We are such voracious consumers — of food to natural resources — it’s a wonder we haven’t run out of everything already.

Well, it’s not too late to learn lessons from the past and begin to work, truly with intent, for a sustainable world. A home where we treasure what we have and replenish what we use.

And it turns out that sustainability can be good for business. According to the North Carolina Sustainability Center, sustainability offers the promise of long term profit for those businesses getting on-board.

The center says that going green and making green can go hand in hand.

NCSC has lined up more than 100 businesses that have committed to greener practices. This organization has a goal of establishing North Carolina as a leader in sustainability.

Check out the organization’s website and you’ll learn, “NCSC is changing the dialogue about sustainability by making the link between environmental and social well-being and economic opportunity for our state.”

The group was thinking about “sustainability” before most of us had even contemplated what that word means in today’s context of living on a planet we take good care of.

The organization had its beginnings way back in 1998 when it started out as a non-profit 501(c)3 corporation, then known as Save Our State, led by founding executive director Alan Briggs. Save Our State (which was not in any way connected to the current “Save Our State NC” organization) worked to find practical solutions to the problem of hog waste disposal in North Carolina. In 2002, while work continued on the hog waste issue, the organization expanded its mission and Save Our State became Sustainable North Carolina.

Over the next several years, Sustainable North Carolina worked to promote a more sustainable economy.

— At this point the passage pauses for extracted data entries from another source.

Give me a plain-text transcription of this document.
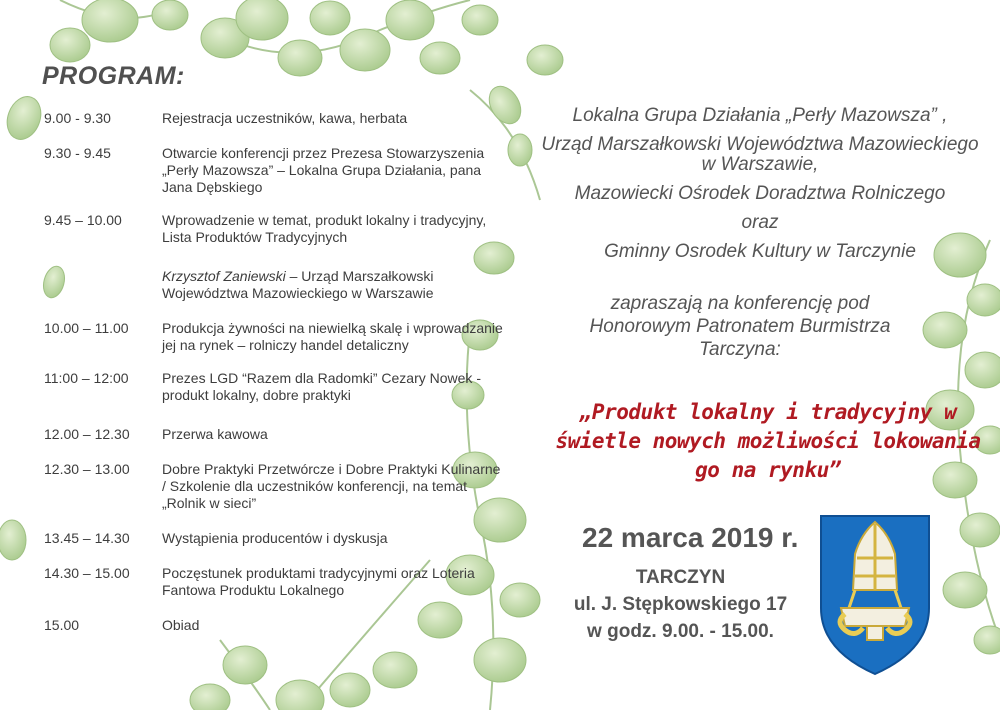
PROGRAM:
9.00 - 9.30	Rejestracja uczestników, kawa, herbata
9.30 - 9.45	Otwarcie konferencji przez Prezesa Stowarzyszenia „Perły Mazowsza” – Lokalna Grupa Działania, pana Jana Dębskiego
9.45 – 10.00	Wprowadzenie w temat, produkt lokalny i tradycyjny, Lista Produktów Tradycyjnych
Krzysztof Zaniewski – Urząd Marszałkowski Województwa Mazowieckiego w Warszawie
10.00 – 11.00	Produkcja żywności na niewielką skalę i wprowadzanie jej na rynek – rolniczy handel detaliczny
11:00 – 12:00	Prezes LGD “Razem dla Radomki” Cezary Nowek - produkt lokalny, dobre praktyki
12.00 – 12.30	Przerwa kawowa
12.30 – 13.00	Dobre Praktyki Przetwórcze i Dobre Praktyki Kulinarne / Szkolenie dla uczestników konferencji, na temat „Rolnik w sieci”
13.45 – 14.30	Wystąpienia producentów i dyskusja
14.30 – 15.00	Poczęstunek produktami tradycyjnymi oraz Loteria Fantowa Produktu Lokalnego
15.00	Obiad

Lokalna Grupa Działania „Perły Mazowsza” ,

Urząd Marszałkowski Województwa Mazowieckiego w Warszawie,

Mazowiecki Ośrodek Doradztwa Rolniczego

oraz

Gminny Osrodek Kultury w Tarczynie

zapraszają na konferencję pod Honorowym Patronatem Burmistrza Tarczyna:

„Produkt lokalny i tradycyjny w świetle nowych możliwości lokowania go na rynku”

22 marca 2019 r.

TARCZYN

ul. J. Stępkowskiego 17

w godz. 9.00. - 15.00.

In 2011, the name of the organization changed again to the North Carolina Sustainability Center. A new board of directors was seated to create a business model for the center, one predicated on measuring and communicating the value of sustainability to North Carolina’s economy.

Since last year, the NCSC has worked to secure support from 125 North Carolina businesses, which have expressed support for sustainability efforts as “good for business and the state’s economy.” Signatories include large corporations like Duke Energy, SAS, and Ingersoll Rand, Harrington Bank, Eastern Carolina Organics, and Quaintance-Weaver Restaurants & Hotels.

The business leaders signed a statement that proclaims, in part: “Sustainable communities — ones that foster economic growth while also protecting social, cultural, and environmental well-being — are critically important to us and to our employees.”

It is encouraging to see corporations recognizing how vital it is to strive to preserve as they prosper.